Fast Code, Weak Engineers
The Risk of Becoming an AI-Dependent Developer

We are shipping faster than ever.
Every week, I learn about a new model, tool, or supposedly new default; a new way to code and deliver apps, to do the exact same thing we've been doing for about 15 years. Each new tool comes with a promise to be the new default.
I'm not against the use of AI, I use it all the time myself (including in this article), but the fact is that if we stop evolving by delegating all our tasks to automated tools, we are doomed to collective failure.
Indeed, there are many tasks in which these models help us and make our lives easier, as demonstrated by empirical research that evaluated AI coding assistants in real software projects. A recent GitHub Copilot study, covering 15 different development tasks, found significant time savings (up to 50%) in repetitive tasks and simplistic coding, but sharp performance drops in complex tasks with multiple files and in proprietary contexts. Precisely the areas that require high-level reasoning and architectural thinking. Copilot Paper
I've heard about how to get rich with GPT, or how someone built a fully autonomous AI agent developer that works 24/7 for free forever, or even "this is the model that will fully replace humans." However, there are two things I'm sure of: I've never coded so fast before, and I've never produced worse code than I do now.
Okay, but if those tools are so good and can improve my time by avoiding the need to spend hours reading documentation, forums, and testing ways to do things, then why is my code getting worse?
Because we are getting comfortable.
We are outsourcing thinking to tools and calling it productivity. Less hands-on means less intuition. Less struggle means less learning. We no longer debug deeply, trace flows, or wrestle with edge cases. We accept generated answers, paste them, and move on.
Over time, this trains us to be operators, not engineers. Our skills atrophy. Our instincts weaken. When something breaks, we are slower, less confident, and more dependent. Speed grows. Competence shrinks.
Over the years, “laziness” was actually one of the best traits a programmer could have.
We were lazy about manual work, repetitive tasks, and inefficient processes. That discomfort pushed us to build better systems. We wrote complex software to make life simple. We automated chaos. We replaced paperwork, bureaucracy, and human error with logic, code, and structure.
That kind of laziness was creative. It demanded understanding. You had to fully grasp a problem before you could eliminate it. You had to master complexity to hide it.
Today, our laziness is different.
We are not lazy about bad processes anymore. We are lazy about thinking. Lazy about learning. Lazy about mastering fundamentals. Instead of simplifying the world with software, we are simplifying our responsibility as engineers.

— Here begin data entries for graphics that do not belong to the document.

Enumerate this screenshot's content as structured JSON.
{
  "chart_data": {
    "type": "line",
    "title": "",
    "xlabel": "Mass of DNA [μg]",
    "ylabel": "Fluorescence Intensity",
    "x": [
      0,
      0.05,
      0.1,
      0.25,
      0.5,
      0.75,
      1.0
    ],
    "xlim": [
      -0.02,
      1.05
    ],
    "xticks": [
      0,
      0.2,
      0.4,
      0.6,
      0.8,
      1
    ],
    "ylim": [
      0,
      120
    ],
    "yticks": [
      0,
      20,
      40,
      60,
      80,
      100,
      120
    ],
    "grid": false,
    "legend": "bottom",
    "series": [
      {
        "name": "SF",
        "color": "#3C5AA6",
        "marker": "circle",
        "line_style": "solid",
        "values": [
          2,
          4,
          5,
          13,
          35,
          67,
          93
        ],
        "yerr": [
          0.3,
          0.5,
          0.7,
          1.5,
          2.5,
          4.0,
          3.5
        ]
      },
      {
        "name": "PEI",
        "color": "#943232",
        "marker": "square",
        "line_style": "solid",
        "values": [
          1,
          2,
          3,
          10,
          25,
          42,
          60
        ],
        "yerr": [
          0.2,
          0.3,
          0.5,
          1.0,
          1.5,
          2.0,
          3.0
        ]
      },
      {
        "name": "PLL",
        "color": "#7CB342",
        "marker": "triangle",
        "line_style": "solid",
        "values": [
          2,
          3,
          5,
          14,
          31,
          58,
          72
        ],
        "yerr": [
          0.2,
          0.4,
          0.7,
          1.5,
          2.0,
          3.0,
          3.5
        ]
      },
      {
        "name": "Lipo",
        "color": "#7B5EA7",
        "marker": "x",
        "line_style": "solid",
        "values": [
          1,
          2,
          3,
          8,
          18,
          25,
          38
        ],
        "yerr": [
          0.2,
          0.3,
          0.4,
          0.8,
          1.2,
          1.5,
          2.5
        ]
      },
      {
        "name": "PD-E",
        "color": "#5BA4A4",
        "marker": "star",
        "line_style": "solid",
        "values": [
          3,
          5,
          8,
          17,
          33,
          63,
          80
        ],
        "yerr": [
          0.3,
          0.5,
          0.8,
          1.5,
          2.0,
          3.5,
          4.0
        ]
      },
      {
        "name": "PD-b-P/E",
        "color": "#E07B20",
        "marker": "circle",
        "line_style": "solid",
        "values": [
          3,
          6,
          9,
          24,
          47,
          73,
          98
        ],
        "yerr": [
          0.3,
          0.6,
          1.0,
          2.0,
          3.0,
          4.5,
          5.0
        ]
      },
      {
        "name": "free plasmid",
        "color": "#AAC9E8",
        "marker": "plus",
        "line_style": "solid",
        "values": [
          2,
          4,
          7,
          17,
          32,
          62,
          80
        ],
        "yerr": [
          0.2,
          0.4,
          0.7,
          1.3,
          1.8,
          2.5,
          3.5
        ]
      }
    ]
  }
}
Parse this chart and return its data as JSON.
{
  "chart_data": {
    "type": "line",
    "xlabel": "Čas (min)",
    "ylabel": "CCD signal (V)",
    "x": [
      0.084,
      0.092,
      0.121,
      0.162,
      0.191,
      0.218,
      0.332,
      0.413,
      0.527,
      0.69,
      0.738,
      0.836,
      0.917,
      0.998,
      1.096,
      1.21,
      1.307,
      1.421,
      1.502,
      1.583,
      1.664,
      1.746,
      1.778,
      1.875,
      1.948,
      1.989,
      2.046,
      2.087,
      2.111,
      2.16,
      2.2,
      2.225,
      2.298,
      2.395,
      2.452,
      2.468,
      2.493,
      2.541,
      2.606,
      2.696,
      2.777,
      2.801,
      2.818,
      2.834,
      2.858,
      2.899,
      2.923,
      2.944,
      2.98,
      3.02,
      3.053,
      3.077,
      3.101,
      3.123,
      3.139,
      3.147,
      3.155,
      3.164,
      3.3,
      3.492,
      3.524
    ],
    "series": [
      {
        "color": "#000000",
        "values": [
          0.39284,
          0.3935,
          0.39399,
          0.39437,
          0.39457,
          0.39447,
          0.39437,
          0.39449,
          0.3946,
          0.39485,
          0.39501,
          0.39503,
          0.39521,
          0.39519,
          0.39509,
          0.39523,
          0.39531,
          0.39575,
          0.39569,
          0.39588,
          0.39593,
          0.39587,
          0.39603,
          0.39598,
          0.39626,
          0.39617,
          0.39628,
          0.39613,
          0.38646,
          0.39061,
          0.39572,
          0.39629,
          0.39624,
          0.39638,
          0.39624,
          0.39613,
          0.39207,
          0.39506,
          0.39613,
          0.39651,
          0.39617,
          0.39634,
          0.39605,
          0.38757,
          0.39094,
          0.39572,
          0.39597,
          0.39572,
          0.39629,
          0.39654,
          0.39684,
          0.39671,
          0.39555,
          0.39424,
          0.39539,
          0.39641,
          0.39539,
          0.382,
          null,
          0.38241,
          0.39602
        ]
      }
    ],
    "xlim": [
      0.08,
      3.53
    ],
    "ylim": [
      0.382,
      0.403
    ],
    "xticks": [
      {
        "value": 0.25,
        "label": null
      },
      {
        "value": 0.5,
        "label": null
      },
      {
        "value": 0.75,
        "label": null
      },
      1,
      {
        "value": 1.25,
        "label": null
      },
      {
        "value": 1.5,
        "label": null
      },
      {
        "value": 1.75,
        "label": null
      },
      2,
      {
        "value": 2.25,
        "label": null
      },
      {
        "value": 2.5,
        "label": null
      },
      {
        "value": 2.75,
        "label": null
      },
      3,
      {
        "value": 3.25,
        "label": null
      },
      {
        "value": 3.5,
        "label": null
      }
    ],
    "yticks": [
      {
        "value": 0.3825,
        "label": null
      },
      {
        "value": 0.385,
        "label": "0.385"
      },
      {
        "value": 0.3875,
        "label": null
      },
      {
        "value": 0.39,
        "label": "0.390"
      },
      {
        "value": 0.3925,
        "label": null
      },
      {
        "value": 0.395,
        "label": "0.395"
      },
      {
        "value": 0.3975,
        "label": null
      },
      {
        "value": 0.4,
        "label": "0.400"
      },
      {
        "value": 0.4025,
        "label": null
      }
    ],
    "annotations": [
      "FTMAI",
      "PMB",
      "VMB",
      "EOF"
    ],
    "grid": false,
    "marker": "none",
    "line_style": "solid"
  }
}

We are no longer fighting friction. We are avoiding it.
" A smooth sea never made a skilled sailor. "
In simple terms, here’s what happened.
For decades, we wrote the code. We documented the systems. We debated architecture. We made mistakes, refactored, rewrote, and shipped again. Byte by byte, we built an enormous body of digital knowledge — patterns, abstractions, frameworks, libraries, discussions. Thousands upon thousands of human decisions embedded in code.
With enough hard work, we created something remarkable: tools capable of consuming all that data and generating impressive results through statistical crossing, analysis, and prediction.
That is extraordinary.
But now we face a paradox.
The very systems built from our accumulated effort are becoming comfortable substitutes for the effort itself. Instead of producing new depth, we increasingly remix existing depth. Instead of pushing boundaries, we optimize within them.
We reached a point where what already exists feels sufficient.
And sufficiency is dangerous.
Progress does not stall because tools are powerful. It stalls when creators become passive. When friction disappears completely, so does the incentive to explore beyond what is already known. If we stop struggling, stop questioning, stop building beyond prediction, we risk stagnation — not because AI replaced us, but because we quietly replaced our own drive to create.
The danger is not automation.
The danger is comfort.
And history shows something simple: a smooth sea never made a skilled sailor.
If we want stronger engineers and stronger systems, we must be willing to face rough waters again.